İlçe örgütümüz aylarca yıllarca örgüt toplantıları yapmadığı için kendimi tanıtmak için kartvizit, afiş, broşür, bastırmam, toplu mesajlar çekmem, toplantılar yapmam, çay paraları vermem gerekliğini sonradan öğrendim. (ilçemizin nüfusu 700.000 di 67 mahallesi vardı)
Seçim günü çok yaklaştığında daha önce ilçe örgütümüzde yüzünü, izini hiç görmediğim CHP üyelerinin aday, adayı olduğunu gördüm.
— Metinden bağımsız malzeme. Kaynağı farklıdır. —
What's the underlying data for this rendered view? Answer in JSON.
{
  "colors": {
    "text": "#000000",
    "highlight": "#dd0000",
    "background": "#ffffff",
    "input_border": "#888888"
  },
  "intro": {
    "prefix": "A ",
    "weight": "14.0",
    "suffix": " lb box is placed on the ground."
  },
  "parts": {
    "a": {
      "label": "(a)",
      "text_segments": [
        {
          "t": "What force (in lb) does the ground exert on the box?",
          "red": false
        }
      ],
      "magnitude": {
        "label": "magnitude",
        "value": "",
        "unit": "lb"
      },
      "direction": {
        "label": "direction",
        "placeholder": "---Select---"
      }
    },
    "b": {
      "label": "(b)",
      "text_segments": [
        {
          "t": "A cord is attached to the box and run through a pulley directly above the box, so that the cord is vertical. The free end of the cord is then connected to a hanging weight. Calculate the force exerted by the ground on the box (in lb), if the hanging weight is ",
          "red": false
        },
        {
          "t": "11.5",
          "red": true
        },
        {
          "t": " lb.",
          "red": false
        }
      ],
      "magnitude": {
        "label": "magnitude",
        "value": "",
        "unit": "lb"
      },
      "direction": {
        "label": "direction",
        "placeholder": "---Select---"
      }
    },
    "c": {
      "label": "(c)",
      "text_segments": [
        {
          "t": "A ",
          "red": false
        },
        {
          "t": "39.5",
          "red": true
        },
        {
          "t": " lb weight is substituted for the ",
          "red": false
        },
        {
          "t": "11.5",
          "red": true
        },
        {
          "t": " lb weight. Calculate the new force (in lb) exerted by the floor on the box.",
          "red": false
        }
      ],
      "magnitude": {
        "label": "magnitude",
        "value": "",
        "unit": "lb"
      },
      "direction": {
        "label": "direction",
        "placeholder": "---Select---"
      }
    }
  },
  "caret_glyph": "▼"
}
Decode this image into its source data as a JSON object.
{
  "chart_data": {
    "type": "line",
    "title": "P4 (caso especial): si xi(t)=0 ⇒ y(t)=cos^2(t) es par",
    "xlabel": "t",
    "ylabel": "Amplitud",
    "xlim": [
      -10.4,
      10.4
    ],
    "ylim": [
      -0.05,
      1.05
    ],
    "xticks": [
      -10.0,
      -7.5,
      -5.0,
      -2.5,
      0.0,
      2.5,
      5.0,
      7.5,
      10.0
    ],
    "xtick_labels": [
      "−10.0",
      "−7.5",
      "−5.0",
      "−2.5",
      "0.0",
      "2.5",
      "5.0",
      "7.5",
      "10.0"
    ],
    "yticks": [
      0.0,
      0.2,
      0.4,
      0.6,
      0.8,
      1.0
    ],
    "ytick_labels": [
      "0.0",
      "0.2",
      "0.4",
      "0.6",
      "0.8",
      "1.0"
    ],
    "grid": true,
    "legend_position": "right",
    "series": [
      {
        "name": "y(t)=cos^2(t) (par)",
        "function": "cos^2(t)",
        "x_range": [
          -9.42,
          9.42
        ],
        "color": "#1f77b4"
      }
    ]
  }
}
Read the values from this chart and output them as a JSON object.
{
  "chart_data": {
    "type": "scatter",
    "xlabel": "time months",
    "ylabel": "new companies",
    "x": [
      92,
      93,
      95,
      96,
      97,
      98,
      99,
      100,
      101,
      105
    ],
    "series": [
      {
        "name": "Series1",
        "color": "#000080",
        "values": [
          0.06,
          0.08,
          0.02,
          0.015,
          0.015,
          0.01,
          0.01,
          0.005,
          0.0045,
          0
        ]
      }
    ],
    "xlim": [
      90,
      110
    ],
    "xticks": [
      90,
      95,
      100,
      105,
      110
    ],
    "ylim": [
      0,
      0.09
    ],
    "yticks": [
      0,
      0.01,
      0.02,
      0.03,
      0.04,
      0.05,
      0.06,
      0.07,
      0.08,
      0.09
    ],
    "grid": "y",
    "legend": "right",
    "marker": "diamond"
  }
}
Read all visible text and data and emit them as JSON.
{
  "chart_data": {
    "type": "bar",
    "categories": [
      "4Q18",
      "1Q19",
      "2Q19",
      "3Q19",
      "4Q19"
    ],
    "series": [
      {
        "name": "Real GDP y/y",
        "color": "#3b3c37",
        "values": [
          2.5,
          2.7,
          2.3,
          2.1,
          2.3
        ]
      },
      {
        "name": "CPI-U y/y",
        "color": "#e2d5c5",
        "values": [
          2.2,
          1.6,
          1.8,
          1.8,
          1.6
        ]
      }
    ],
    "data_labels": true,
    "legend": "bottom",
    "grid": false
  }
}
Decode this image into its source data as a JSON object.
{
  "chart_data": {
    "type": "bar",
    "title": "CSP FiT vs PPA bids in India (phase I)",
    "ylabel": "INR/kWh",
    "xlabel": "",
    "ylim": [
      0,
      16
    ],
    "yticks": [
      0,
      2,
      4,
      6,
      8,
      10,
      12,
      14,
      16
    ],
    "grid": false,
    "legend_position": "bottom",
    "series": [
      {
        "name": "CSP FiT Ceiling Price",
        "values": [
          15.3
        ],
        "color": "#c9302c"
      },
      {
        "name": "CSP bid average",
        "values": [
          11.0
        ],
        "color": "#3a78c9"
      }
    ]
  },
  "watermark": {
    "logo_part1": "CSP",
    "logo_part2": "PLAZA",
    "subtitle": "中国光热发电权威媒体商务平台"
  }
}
Seçimlerde fermuar sistemin uygulanacağını tek rakamların kontenjandan, çift reklamların seçimle belli olacağını öğrendim. Yasaklıydım kontenjandan aday olamazdım çok torpililer vardı. Seçime girdim. Yeni yüzlerin benden çok fazla oy aldıklarını ve kontenjandan aday olduklarını öğrenince inan çok şaşırdım.
ŞİMDİ MİLLETVEKİLİ ADAY ADAYI OLURSAM NELERLE KARŞILAŞACAĞIMI BİLMİYORUM
Kaç lira para yatıracağımı bilmiyorum.
2,5 yıl boyunca kesintisiz olarak kendilerini çeşitli gerekçelerle (her gün ziyaretler görüşmeler, yaparak ama örgüt toplantıları yapmayarak) CHP’nin olanaklarından alabildiğine yararlanan il ilçe başkanlarıyla, yönetim kurulu üyeleriyle nasıl ve hangi şartlarda yarışacağımı bilmiyorum.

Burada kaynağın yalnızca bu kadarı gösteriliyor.